The Congress has also belatedly realised that cohabitation with the BJP dissidents—some of whom like former home minister Gordhan Zadafia were involved in the 2002 riots—did little to enhance the party's image among its core supporters. Second, in Saurashtra, on which the Congress had pinned most of its hopes, Keshubhai Patel's refusal to quit the BJP confused the Leuva Patels. It simultaneously created the impression that the Patels had become anti-BJP. This, a senior Congress functionary said, ensured that while the party did not benefit much from the Patels, its traditional voters among the OBCs—known in Gujarat as the Bakshipanch—deserted the party. Far from adding 20-odd seats to its '02 score, it lost three seats in this region.
And if the BJP in Gujarat was able to project both a leader and an ideology—Narendra Modi and Hindutva—the Congress failed on both counts. While no one was promoted as the party's choice for CM, signals were confused as far as ideology was concerned. A senior party leader told Outlook, "State leaders were insistent that neither Tehelka, nor the Sachar report nor reservation should figure in the speeches; it was only Sonia who attacked Modi frontally on the communal issue. This disconnect between state and central leaders, too, had its fallout."
In Gujarat, where the Congress was better-placed than it had been in many years, the mother-son duo drew big crowds but there was no organisation or strategy that could convert that into votes. Is this going to be the pattern in future elections as the Congress starts to vanish from different parts of the country? For Gujarat, it would appear, has now joined the list of states where the Congress has not been in power for over 15 years. If the party last won an election in the state 22 years ago in 1985, it has been out of power in West Bengal, Uttar Pradesh and Bihar for the last 32, 18 and 17 years respectively. And in Tamil Nadu, it had its own government 40 years ago.
Does the party have the capacity to reinvent itself as the Congress's Group on Future Challenges has tasked itself to do? Group head Moily is now talking of recreating the Congress the way the Labour Party in Britain created New Labour in the early '90s. But it is hard to tell whether Gujarat will serve as a real wake-up call for a party characterised by intrigue, factionalism and nepotism.

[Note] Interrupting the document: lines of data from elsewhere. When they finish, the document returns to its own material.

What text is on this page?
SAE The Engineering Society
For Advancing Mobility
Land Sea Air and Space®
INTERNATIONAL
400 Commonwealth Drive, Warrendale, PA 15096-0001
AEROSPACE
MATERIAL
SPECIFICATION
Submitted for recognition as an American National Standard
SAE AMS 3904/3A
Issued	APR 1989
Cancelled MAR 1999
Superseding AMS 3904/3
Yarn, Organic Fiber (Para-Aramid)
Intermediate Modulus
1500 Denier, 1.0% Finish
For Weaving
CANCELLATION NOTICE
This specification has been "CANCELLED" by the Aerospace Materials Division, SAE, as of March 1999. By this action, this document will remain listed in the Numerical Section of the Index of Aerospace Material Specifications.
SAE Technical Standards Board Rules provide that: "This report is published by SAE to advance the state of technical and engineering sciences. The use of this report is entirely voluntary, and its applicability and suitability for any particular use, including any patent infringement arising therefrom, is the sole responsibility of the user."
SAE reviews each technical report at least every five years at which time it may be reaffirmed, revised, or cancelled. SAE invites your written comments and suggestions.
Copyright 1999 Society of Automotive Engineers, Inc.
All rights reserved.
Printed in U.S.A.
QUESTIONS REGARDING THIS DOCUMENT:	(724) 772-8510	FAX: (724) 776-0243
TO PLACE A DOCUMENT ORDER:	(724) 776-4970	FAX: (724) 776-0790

Instead of winning Gujarat, and then taking on a vulnerable Left on the controversial nuclear deal, perhaps even calling for an early general election, the Congress stands exposed, at loggerheads with its chief supporter, the CPI(M), its own organisation in a shambles and the Nehru-Gandhis increasingly looking like mortals, with feet of clay.
The danger is: India Shining may be dead, but could Vibrant Gujarat grow into India Rising?